Spain Politics February 2016


Political instability persists in Spain, but risks to economic outlook are limited

The political impasse that has characterized Spanish politics since the 20 December elections could come to an end in early March as the parliament prepares for its first confidence vote. Pedro Sánchez, leader of the Spanish Socialist Workers’ Party (Partido Socialista Obrero Español, PSOE) and runner-up in the general election, will try to form a government in the two-round confidence vote to be held on 2 and 5 March. Prime Minister Mariano Rajoy, who’s People’s Party (Partido Popular, PP) won the December election but fell well short of the number of seats needed for a majority, decided to not run in a confidence vote after failing to find allies in parliament. The PP had its worst result since 1989 in the December election as voters frustrated with the government’s corruption scandals and austerity measures turned to newcomer political parties. To be elected Prime Minister, Sanchez will have to win with a minimum 176 majority on 2 March or a simple majority on 5 March. Despite the cloudy political environment, the risks to Spain’s economy are limited. GDP grew at the fastest pace since 2007 last year on the back of an improving labor market and greater confidence and this momentum is expected to carry over into this year.

Sanchez took the first steps toward securing the job as Prime Minister on 24 February by signing a coalition agreement with the recently-established Citizens (Ciudadanos) party. The agreement with Citizens, who came fourth in the election, seeks to overturn Rajoy’s landmark labor reform and remove some of the austerity measures that were enacted during Spain’s recession. In addition, the deal seeks to reduce the number of elected officials, improve tax collection and fight corruption. However, even with the governing pact, the two parties still fall short of a majority government and would need to be supported—at least through abstentions—by either PP or Podemos (translated in English as “We Can”) and several smaller parties in order to pass the confidence votes.

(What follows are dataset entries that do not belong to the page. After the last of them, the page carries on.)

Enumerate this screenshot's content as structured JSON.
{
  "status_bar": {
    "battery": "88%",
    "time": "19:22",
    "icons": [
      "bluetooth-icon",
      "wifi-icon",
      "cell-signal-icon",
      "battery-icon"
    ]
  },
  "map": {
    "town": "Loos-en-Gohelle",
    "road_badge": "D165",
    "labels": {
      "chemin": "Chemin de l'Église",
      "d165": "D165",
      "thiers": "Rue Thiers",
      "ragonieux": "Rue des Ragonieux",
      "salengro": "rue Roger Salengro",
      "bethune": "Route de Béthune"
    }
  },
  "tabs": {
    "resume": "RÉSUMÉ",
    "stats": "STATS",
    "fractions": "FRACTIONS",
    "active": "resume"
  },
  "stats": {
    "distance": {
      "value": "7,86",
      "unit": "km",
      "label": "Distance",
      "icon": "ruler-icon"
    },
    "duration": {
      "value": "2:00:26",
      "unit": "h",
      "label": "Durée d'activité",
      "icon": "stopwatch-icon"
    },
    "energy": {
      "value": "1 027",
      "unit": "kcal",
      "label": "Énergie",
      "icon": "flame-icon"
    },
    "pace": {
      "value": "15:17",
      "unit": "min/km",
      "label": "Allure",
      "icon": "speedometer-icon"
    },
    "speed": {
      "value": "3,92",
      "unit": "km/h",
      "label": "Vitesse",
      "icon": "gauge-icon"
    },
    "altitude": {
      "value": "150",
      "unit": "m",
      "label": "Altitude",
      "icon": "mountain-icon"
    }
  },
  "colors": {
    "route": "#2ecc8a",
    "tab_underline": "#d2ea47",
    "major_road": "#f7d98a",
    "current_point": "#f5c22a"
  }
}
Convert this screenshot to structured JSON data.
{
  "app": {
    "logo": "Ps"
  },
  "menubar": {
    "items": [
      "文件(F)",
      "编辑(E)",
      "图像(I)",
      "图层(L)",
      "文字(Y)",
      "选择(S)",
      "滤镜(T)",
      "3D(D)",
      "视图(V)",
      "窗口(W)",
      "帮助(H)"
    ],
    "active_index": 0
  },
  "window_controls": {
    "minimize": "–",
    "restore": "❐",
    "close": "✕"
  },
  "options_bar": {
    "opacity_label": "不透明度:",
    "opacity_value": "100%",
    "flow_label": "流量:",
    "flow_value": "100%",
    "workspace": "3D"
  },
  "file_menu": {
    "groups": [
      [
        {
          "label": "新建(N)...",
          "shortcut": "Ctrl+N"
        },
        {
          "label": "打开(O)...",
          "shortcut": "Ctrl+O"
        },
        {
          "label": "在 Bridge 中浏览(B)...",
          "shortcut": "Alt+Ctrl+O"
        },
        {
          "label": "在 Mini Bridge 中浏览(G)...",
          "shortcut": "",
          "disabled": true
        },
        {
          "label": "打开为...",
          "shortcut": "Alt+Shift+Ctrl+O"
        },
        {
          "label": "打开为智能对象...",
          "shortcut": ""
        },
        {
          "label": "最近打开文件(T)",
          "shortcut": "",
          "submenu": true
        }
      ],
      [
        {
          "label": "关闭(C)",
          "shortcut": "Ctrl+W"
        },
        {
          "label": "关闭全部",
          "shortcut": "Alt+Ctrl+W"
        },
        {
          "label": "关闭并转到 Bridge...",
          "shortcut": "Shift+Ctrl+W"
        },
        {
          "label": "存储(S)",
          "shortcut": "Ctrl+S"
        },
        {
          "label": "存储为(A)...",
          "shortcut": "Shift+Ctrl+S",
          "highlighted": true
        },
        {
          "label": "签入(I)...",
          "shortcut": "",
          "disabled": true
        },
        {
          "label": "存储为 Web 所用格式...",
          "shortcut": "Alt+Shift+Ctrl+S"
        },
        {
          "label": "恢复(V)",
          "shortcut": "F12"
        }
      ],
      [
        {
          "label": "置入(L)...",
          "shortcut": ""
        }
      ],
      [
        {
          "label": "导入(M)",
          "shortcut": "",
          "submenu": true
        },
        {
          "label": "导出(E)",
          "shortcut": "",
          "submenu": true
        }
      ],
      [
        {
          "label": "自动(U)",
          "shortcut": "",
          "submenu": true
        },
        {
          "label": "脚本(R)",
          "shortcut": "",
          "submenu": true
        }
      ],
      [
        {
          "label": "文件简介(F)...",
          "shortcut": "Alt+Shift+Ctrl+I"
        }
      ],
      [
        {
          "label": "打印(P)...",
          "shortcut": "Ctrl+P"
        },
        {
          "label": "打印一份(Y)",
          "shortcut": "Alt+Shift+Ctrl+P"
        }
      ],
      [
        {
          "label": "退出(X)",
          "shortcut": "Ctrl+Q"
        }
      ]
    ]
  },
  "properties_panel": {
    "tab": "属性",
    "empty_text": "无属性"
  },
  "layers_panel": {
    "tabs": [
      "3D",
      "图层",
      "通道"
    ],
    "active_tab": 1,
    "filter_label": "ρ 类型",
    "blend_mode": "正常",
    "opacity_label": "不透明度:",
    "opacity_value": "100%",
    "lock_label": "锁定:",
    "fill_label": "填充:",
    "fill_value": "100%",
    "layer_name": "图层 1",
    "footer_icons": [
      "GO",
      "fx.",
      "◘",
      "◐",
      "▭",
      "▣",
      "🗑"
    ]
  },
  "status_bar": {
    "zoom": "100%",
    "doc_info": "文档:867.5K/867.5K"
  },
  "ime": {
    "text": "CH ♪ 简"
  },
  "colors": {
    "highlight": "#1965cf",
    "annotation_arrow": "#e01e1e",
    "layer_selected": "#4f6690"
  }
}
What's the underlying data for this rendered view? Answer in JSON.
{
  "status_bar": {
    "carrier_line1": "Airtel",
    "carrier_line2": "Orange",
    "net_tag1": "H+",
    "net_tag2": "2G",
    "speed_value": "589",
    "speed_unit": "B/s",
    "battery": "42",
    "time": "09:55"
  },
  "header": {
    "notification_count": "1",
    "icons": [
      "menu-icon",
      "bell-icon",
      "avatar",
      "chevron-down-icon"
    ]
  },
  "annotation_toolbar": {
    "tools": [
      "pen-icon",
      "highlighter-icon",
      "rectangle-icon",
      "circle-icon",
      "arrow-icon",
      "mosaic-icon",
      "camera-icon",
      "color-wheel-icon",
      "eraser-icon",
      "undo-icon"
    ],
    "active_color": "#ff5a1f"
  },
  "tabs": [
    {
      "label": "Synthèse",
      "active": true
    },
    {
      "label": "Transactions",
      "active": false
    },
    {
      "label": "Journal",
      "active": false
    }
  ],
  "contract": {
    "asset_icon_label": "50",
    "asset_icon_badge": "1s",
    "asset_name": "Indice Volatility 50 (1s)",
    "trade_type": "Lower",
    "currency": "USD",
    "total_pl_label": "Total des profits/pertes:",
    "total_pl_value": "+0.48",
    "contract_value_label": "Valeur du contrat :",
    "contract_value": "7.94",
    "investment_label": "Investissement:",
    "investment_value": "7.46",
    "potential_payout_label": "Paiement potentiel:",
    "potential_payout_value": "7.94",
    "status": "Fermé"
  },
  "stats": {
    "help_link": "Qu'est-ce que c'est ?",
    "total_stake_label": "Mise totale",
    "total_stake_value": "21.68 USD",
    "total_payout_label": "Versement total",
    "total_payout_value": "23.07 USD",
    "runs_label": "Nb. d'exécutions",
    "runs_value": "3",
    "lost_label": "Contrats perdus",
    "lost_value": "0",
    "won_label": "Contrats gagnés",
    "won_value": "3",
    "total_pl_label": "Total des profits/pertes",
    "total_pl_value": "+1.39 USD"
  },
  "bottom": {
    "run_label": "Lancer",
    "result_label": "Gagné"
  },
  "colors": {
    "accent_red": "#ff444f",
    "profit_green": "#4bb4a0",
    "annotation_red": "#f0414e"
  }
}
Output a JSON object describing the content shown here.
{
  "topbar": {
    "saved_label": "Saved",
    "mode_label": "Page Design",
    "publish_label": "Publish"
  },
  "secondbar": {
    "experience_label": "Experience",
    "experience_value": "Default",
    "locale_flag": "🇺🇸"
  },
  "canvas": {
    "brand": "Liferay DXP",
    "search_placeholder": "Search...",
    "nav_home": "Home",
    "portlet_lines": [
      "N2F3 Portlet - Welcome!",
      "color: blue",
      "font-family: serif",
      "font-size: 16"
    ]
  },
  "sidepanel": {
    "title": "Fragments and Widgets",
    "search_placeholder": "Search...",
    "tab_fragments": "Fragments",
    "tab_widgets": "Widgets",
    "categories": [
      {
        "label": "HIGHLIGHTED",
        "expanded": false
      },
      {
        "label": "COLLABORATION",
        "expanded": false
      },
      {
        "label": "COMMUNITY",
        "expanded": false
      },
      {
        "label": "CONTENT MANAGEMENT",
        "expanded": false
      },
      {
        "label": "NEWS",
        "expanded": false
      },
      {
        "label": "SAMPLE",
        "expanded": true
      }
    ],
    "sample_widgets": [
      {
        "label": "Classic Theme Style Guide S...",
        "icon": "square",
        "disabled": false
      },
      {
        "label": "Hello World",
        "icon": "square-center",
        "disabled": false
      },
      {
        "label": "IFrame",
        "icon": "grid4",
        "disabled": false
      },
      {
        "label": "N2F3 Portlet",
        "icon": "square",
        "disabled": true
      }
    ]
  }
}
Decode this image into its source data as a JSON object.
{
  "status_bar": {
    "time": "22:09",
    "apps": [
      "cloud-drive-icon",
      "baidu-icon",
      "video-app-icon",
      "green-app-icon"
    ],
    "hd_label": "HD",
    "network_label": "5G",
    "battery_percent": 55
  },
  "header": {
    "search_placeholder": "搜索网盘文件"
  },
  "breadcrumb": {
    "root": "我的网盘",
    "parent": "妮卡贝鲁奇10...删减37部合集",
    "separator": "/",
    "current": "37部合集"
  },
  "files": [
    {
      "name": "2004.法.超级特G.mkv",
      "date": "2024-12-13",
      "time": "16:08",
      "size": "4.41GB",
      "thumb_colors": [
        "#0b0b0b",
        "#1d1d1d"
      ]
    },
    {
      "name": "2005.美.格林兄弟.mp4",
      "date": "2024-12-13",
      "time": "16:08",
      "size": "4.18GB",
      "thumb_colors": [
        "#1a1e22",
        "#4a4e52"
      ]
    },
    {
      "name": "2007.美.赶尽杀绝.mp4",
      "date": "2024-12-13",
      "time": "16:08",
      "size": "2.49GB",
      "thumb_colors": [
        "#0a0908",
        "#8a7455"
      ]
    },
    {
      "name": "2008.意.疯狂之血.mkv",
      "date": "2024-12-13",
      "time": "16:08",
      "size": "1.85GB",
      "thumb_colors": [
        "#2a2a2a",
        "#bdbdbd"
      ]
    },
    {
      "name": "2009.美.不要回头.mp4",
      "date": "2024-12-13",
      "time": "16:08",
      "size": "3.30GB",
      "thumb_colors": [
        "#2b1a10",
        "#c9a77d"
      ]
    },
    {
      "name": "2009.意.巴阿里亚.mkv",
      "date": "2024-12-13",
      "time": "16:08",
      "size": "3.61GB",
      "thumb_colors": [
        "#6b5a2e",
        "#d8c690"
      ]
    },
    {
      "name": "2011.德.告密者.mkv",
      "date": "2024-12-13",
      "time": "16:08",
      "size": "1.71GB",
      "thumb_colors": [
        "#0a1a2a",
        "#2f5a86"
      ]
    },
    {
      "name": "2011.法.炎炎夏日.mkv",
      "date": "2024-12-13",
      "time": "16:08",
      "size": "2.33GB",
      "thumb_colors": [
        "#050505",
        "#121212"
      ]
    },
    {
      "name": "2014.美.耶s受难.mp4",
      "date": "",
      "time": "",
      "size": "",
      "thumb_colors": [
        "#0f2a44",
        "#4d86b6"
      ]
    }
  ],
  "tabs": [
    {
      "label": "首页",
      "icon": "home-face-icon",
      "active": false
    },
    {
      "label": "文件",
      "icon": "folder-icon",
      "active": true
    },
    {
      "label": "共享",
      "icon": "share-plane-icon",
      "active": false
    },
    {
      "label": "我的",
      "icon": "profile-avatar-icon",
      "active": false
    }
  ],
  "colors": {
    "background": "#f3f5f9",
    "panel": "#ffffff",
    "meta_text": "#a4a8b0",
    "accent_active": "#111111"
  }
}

Gathering support from either the PP or Podemos appears to be a challenging task, given that both parties campaigned on promises that are in direct conflict with the governing agreement signed by PSOE and Citizens. Commenting on the recent develops, Ángel Talavera, Eurozone Economist at Oxford Economics adds:

“Following the highly fragmented parliament emerging out of the December vote, our view since day one has been that a repeat of elections is the most likely scenario. Although the recent pact between the Socialist Party and Ciudadanos marks some progress in terms of unlocking the current political impasse, we maintain our view given the extremely complicated alliances required in order to have Pedro Sanchez elected as new prime minister. We think the current strong momentum should be enough to keep the Spanish economy growing at strong rates in the short term. However, downside risks have increased given the current political situation, which may lead investors to start postponing investment decisions. A persistent political gridlock automatically increases the chances of policy inaction, which would slow the recovery and add risks to fiscal sustainability over the long term.”

At this time, the political situation remains uncertain. Even if Sánchez is able to survive a confidence vote and become Prime Minister, the government would be fragile and at risk of early elections. If Sánchez is unsuccessful in the votes, another nominee can run for Prime Minister. If no nominee wins a confidence vote, in a two-month period following the first vote, new elections will be called. However, it is uncertain whether new elections could lead to a clearer outcome. While it is unlikely that the political situation will derail Spain’s robust economic growth, policy inaction in the near term is a likely possibility and could slow reform momentum going forward.